Reviewed by Sarah Irving

Melancholy, with camel.

James Montgomery holds the alarmingly solemn-sounding, almost oppressively cantabrigiensian, position of Sir Thomas Adams’s Professor of Arabic at the University of Cambridge. Appropriately, his recent publications have included heavy-hitters such as ‘Antarah ibn Shaddād’s War Songs and Ibn Faḍlān’s Mission to the Volga, both with the Library of Arabic Literature, of which Montgomery is an executive editor. Although much of the LAL’s output is beautifully translated and surprisingly accessible, it also somehow exudes an aura of learnedness which does not invite casual familiarities, but does demand respect and attention.
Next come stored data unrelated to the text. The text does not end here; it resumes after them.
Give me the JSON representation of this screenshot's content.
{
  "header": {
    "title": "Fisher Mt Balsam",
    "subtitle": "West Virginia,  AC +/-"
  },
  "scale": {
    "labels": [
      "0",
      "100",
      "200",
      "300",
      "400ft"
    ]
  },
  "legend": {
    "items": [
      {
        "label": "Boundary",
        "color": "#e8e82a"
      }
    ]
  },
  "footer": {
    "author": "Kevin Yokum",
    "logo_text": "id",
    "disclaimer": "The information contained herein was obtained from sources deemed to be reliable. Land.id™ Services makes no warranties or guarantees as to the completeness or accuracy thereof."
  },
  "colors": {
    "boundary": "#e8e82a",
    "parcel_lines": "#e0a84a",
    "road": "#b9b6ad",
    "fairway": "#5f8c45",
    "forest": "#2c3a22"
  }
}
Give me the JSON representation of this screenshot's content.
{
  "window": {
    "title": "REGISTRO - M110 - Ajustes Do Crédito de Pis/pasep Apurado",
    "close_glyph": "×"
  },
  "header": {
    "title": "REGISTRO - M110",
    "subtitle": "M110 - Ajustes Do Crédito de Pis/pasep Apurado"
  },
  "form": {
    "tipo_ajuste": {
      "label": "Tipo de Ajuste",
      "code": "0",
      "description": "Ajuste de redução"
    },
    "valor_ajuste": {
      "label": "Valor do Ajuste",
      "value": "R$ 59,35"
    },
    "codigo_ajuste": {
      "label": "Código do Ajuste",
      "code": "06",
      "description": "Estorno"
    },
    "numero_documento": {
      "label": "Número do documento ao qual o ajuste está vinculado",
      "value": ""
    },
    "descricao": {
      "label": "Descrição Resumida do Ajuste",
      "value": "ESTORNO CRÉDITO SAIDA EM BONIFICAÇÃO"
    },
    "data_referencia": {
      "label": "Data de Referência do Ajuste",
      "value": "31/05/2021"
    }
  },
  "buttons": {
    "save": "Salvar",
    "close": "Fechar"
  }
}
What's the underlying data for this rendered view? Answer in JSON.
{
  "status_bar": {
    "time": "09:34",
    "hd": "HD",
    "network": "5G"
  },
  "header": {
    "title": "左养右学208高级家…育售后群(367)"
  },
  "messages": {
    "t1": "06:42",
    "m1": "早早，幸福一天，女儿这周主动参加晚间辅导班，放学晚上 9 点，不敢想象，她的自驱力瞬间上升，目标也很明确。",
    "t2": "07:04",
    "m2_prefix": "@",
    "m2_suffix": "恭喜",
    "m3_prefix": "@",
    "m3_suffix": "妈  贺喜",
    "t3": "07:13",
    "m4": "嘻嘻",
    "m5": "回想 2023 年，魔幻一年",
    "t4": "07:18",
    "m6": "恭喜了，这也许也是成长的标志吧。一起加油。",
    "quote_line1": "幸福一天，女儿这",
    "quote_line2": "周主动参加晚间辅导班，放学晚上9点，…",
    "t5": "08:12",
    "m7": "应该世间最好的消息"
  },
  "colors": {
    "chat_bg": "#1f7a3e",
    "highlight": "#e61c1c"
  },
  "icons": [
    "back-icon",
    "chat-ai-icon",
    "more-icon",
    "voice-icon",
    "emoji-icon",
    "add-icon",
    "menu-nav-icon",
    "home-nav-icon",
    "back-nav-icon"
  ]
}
Loss Sings, however, has slipped into Montgomery’s publications list more quietly than either of the volumes mentioned above, both of which attracted scholarly and popular attention – especially Mission to the Volga, a highly readable adventure-epistle which taps into the current interest in Vikings, inspired by various TV serials of very variable quality. Whilst the translations of works by the seventh-century poet Al-Khansāʾ are just as noteworthy and backed by scholarship as any of his other writings, this slim chapbook pairs her work with deeply personal reflections by Montgomery on pain, loss, memory and trauma. Suddenly, the eminent translator of the LAL rips away at least part of the don’s gown, and in so doing reveals much about both the translation process and the continued relevance of poetry written almost a millennium and a half ago.
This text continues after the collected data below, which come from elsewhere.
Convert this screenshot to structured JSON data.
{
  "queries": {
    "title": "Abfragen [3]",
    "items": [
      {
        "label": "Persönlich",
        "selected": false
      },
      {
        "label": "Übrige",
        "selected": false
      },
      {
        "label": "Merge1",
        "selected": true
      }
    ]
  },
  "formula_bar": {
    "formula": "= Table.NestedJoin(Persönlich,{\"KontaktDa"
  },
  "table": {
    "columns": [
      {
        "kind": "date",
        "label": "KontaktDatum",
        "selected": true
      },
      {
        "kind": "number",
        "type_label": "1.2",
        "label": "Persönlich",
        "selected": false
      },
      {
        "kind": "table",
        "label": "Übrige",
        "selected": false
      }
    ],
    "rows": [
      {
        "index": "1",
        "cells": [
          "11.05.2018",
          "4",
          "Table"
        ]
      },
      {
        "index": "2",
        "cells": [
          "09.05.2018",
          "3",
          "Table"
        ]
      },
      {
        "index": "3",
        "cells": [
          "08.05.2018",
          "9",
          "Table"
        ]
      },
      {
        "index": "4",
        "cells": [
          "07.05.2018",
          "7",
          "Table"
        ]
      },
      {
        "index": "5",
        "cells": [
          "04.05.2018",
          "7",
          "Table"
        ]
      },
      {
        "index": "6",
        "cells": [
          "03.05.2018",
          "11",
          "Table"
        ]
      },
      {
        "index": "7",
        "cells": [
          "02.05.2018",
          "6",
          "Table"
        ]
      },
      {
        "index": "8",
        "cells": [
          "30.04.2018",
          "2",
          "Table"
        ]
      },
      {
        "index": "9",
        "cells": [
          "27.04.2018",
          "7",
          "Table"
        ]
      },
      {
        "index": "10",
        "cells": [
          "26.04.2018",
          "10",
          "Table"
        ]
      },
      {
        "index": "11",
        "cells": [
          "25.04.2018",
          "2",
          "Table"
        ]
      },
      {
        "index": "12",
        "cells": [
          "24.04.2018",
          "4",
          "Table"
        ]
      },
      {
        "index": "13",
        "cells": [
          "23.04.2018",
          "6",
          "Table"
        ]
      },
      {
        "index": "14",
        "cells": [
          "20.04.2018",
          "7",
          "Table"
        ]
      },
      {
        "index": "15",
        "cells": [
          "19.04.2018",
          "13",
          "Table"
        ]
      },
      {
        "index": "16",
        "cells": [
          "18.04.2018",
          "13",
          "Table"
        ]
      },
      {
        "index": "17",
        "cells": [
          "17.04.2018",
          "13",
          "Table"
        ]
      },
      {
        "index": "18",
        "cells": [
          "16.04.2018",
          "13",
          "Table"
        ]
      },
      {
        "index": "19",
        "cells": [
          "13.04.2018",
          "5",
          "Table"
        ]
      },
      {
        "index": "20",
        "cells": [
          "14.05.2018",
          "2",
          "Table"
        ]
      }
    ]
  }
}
Al-Khansāʾ (the later by name of Tumāḍir bint ʿAmr ibn al-Ḥārith ibn al-Sharīd) is best known for the poems she wrote from about 612 onwards, lamentations for the deaths of her brothers Muʿāwiyah and Ṣakhr in battle. Her verses attained considerable fame in the Arabian peninsula during her lifetime and, after her people converted to Islam and four of her sons were killed at the Battle of Qādisīyah, she is said to have been allotted the pension due to her as the mother of martyrs by the Caliph ʿUmar ibn al-Khattāb.

Page One of the invaluable Arab Women Writers: A Critical Reference Guide, edited by (the late lamented) Radwa Ashour, along with Ferial Ghazoul, Hasna Reda-Mekdashi, and Mandy McClure, cites the famous poet Al-Nābighah al-Dhubyānī as telling Al-Khansāʾ that she was “the greatest poet amongst those with breasts,” to which she is said to have replied: “I am the greatest poet amongst those with testicles, too.” The story may or may not be true, but it gives a sense of this woman’s stature and confidence both in her talents and in her right to recognition of them.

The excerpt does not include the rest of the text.